Engineered atomic bonds help achieving improved cooling effect and durability in magnetic refrigeration
An international team of researchers led by the Technical University of Darmstadt, Germany, and the National Institute for Materials Science (NIMS), Japan, report a major advance in magnetocaloric materials, overcoming a long-standing durability problem. By redesigning atomic bonds inside a gadolinium-germanium compound, the scientists enhanced cooling performance while eliminating energy losses.
How does magnetocaloric refrigeration work?
The magnetocaloric effect is the physical phenomenon in which certain materials heat up when exposed to a magnetic field and cool down when the field is removed. When the spins of the dipoles constituting the material line up thanks to the application of the magnetic field, the material’s internal magnetic disorder decreases, decreasing its entropy and increasing its temperature. The opposite happens when the magnetic field is removed. This reversible temperature change can be harnessed for refrigeration:
1. Applying a magnetic field to the material heats it up;
2. A working fluid (such as water) is used to subtract heat from the magnetised hot material;
3. Removing the magnetic field causes a drop in temperature of the material below its starting point (because heat was removed from it in step 2);
4. The cold material can now absorb heat from the working fluid intended to be refrigerated.
The hysteresis issue
Unlike conventional vapor-compression systems, which rely on refrigerants and energy intensive compressors, magnetic refrigeration is a solid-state technology and has the potential to operate with far lower environmental impact and improved energy efficiency. However, bringing it to the market has been slowed down by the limited availability of high-performance magnetic refrigeration materials.

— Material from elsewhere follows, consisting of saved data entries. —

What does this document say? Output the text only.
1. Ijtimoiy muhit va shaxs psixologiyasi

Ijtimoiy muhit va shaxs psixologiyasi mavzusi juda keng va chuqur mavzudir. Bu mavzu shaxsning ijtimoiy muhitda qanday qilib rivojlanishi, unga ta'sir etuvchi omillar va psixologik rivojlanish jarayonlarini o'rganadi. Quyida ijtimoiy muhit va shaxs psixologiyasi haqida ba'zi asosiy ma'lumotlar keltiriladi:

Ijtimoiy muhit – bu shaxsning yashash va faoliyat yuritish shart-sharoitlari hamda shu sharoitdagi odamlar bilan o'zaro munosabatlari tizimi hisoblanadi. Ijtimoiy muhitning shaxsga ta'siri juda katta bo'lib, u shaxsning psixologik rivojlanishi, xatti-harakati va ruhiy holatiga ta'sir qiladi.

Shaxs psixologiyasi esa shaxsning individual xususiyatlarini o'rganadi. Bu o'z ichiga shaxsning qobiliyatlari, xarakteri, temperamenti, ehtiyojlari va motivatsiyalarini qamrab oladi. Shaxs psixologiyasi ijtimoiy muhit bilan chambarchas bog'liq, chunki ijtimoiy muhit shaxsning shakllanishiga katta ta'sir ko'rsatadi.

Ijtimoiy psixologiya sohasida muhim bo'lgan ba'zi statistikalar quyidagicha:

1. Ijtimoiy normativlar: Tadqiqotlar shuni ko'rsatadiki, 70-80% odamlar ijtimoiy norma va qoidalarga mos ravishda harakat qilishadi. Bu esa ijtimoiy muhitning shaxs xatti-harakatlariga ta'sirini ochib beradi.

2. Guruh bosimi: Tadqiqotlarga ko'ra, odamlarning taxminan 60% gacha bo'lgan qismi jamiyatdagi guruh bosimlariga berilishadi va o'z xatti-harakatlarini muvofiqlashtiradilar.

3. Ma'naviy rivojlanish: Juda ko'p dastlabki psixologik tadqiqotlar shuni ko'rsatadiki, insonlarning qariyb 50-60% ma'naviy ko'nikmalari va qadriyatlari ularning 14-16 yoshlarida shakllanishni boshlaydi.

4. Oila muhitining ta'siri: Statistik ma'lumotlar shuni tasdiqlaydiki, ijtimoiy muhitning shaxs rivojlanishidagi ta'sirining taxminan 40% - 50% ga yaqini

In addition, the sudden changes in both magnetic and crystal structure which happen in these materials when magnetised and demagnetised, referred to as first-order magnetic phase transition, often introduces hysteresis, an irreversible energy loss that reduces efficiency and causes materials to degrade over repeated cycles. Attempts to reduce hysteresis have typically weakened the cooling effect which can be obtained, forcing trade-offs between performance and durability.
A new approach to avoid hysteresis and boost performance
An international team of researchers led by the Technical University of Darmstadt, Germany, and the National Institute for Materials Science (NIMS), Japan, together with contributors from several Japanese institutions (Kyoto Institute of Technology, Japan Synchrotron Radiation Research Institute, University of Hyogo, Tohoku University) have proposed an innovative solution to avoid hysteresis issues.
In their study published in Advanced Materials [1], the scientists focused on a compound known as Gd5Ge4, a gadolinium-germanium material characterised by a large magnetocaloric response. In this material, the performance losses derive from changes in the length of covalent bonds between germanium atoms during magnetic transitions. These bond shifts cause a structural transformation and the associated hysteresis.
Through replacement of some germanium atoms with tin, the researchers created new Sn(Ge)₃-Sn(Ge)₃ bonds within the Gd5Ge4 compound that stabilize the transition, allowing the magnetic phase change to occur without hysteresis.
The result was a synergistic improvement: the reversible adiabatic temperature change doubled from 3.8 K to 8 K, while maintaining strong magnetic entropy change. The enhanced performance can be extended across a broad temperature range of 40-160 K (-233°C to -113°C), making the material particularly attractive for cryogenic applications such as hydrogen, nitrogen and natural gas liquefaction.
This innovative approach demonstrates that, by precisely engineering atomic bonding rather than simply adjusting bulk crystal properties, high performance and reversibility no longer need to be mutually exclusive in magnetic refrigeration. If successfully scaled, this strategy could accelerate the development of greener refrigeration systems and energy-efficient gas liquefaction technologies, key components in the transition toward a low-carbon energy future.

Different strategies to achieve a giant reversible magnetocaloric effect (MCE) [1]: a) limitation of first-order magnetic phase transition, but with limitations to MCE in repeated cycles due to hysteresis; b) covalent bond engineering, allowing repeated high MCE thanks to modification of covalent bonds within a unit cell.